Рутгер развел руками:

— Я замуж звал — высмеяла. Мне, говорит, куда замуж? А ты, говорит, ребенок.

— И правда.

— А сама-то!

Видаль взял его за плечи, встряхнул.

— Слушай сейчас меня. Возраст мастера не временем измеряется, а жизнью. Время мимо нас течет, это правда. Чтобы старым стать — знаешь, сколько пива в Суматохе надо выпить? Некогда нам по пивным жизнь просиживать.

— Вот оно что… — прошептал Рутгер. — Так если я годика три в Суматохе как нормальный проживу, я старше стану, а она как есть останется?

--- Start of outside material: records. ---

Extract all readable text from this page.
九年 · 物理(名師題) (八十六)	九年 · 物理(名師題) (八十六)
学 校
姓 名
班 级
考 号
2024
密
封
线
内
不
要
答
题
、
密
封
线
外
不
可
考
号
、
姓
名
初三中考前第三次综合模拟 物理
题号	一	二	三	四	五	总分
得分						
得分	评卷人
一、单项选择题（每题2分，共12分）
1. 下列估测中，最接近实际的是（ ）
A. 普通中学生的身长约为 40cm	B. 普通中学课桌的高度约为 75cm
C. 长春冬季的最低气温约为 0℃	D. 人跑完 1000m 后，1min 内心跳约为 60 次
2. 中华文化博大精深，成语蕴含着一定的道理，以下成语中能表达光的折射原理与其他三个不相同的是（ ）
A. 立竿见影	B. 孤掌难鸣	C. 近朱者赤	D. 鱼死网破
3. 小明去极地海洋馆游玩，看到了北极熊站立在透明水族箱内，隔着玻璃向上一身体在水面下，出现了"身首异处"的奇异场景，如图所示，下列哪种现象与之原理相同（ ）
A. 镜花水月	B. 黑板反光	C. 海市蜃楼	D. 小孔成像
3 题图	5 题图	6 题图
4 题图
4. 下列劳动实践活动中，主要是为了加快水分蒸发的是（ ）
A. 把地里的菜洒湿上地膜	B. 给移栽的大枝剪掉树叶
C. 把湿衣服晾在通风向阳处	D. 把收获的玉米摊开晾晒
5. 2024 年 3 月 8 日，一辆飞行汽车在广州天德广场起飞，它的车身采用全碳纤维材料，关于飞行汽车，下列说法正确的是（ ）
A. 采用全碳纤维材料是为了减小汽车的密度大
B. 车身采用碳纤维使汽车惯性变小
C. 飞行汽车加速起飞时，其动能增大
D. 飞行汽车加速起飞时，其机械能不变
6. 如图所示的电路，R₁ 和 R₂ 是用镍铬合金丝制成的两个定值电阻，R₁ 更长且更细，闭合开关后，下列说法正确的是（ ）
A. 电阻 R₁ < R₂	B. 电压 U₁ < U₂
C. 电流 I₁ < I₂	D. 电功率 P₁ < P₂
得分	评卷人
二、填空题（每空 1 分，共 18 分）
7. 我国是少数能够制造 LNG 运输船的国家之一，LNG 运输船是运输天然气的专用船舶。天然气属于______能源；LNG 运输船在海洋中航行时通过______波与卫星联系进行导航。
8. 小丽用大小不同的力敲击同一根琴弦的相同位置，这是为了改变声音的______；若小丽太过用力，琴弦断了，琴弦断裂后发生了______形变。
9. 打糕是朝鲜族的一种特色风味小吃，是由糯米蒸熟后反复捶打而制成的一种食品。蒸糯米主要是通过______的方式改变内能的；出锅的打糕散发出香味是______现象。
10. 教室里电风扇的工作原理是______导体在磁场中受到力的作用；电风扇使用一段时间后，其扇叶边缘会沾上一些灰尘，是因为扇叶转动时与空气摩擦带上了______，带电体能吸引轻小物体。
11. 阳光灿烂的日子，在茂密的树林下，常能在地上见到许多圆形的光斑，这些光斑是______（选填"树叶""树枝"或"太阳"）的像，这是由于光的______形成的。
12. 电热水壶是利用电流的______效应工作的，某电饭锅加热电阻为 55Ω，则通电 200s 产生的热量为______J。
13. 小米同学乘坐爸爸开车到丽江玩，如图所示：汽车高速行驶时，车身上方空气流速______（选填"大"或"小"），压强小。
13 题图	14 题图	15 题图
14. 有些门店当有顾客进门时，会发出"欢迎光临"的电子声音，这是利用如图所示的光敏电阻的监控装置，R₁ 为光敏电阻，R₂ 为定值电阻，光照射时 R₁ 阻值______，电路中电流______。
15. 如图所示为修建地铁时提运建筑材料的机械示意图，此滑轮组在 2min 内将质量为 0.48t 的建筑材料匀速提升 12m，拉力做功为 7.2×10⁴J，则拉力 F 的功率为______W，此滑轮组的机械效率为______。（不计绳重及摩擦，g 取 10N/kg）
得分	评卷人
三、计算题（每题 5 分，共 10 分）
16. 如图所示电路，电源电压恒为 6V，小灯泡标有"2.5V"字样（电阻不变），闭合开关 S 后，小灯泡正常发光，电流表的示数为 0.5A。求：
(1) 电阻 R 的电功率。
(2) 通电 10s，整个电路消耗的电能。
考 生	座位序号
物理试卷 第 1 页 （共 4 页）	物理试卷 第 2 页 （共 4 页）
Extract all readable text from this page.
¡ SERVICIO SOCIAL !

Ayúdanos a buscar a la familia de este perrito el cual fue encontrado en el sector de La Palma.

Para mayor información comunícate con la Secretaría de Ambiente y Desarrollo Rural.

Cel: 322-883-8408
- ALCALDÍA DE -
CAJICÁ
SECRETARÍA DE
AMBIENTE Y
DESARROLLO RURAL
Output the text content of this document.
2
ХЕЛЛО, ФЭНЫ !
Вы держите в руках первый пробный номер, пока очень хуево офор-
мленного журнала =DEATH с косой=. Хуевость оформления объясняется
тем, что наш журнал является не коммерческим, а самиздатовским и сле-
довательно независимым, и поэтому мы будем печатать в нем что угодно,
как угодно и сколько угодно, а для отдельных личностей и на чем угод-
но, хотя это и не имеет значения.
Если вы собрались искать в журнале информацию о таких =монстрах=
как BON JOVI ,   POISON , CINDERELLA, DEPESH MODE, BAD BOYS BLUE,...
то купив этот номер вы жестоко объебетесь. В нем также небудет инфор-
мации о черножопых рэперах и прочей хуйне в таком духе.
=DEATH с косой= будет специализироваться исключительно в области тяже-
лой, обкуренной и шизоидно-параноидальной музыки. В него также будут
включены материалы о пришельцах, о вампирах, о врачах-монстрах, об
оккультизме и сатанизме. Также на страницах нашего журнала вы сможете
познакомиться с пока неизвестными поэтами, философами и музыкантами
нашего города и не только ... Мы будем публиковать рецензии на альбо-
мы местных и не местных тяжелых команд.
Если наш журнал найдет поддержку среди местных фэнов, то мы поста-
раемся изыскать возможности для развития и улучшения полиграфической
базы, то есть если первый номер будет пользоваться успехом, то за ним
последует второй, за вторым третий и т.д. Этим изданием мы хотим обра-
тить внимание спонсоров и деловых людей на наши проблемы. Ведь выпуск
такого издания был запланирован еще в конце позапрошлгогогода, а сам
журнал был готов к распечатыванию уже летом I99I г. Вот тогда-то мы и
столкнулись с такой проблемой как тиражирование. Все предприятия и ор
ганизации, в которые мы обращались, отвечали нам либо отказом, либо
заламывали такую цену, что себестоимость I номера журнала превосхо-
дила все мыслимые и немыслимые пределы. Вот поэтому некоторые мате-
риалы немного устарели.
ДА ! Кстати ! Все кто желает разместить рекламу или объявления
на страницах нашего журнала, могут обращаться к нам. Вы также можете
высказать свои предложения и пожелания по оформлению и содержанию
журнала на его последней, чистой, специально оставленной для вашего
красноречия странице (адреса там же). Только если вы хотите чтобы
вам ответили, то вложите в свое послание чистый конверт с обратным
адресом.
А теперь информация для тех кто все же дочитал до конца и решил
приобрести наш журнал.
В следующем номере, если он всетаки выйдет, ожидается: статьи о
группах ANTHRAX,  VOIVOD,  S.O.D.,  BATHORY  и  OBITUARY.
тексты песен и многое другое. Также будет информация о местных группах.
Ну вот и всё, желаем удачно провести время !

— Как есть… и на еще три года трудов старше. Дурак ты, Рутгер, и это во-первых. А во-вторых, я тебе вот что скажу. Если мастер Кукунтай про себя говорит «я это сделал», то тебе надо понимать совсем мало, немного надо понимать. Не перетрудишься. Если мастер говорит, что он это сделал — значит, он это сделал. Никакая не она. Он. Мастер Кукунтай. И пока другого не скажет — будь добр, так и понимай.

— Так мастер же Видаль, как же?… Я же всю ночь… Обнимал! Какой же — он?

— Вот какой он сказал, такой и есть. Ясно?

— Да где уж мне понять… — насупился Рутгер.

— Ну, запомни хотя бы. Я и сам не понимаю. Но вот так оно есть.

Дальше шли по дороге молча. Рутгер все вздыхал беспокойно и поглядывал на Видаля, но ничего не говорил. Запах хвои, прогретой солнцем, запах пыльной дороги, запах алых ягод в тонкой траве, тишина, переплетенная шорохом ветвей и птичьими возгласами. И вздохи Рутгера за спиной.

— Ты мне что-то сказать хочешь? — не выдержал Видаль.

— Ага, — мотнул головой Рутгер. — Но мне еще подумать надо. Не сейчас, погодя.

— Ну погоди, погоди, — согласился Видаль.

Негде остаться и некуда уйти. Нет места у людей и незачем жить самому. Бледное солнце осени стоит невысоко над скалистым берегом, внизу качается и бьется серая вода. Один шаг вперед — и короткий полет, и ледяная вода вышибает дух, и серебристые гирлянды пузырей провожают тебя в глубину, это воздух земли прощается с тобой, убегает с веселым журчанием прочь, к свету, к жизни. И ты закрываешь глаза, исчезаешь.

Маленький тюлень, отфыркиваясь, выпрыгивает из воды, переворачивается, ложится на бок и скользит легко и свободно в серых волнах.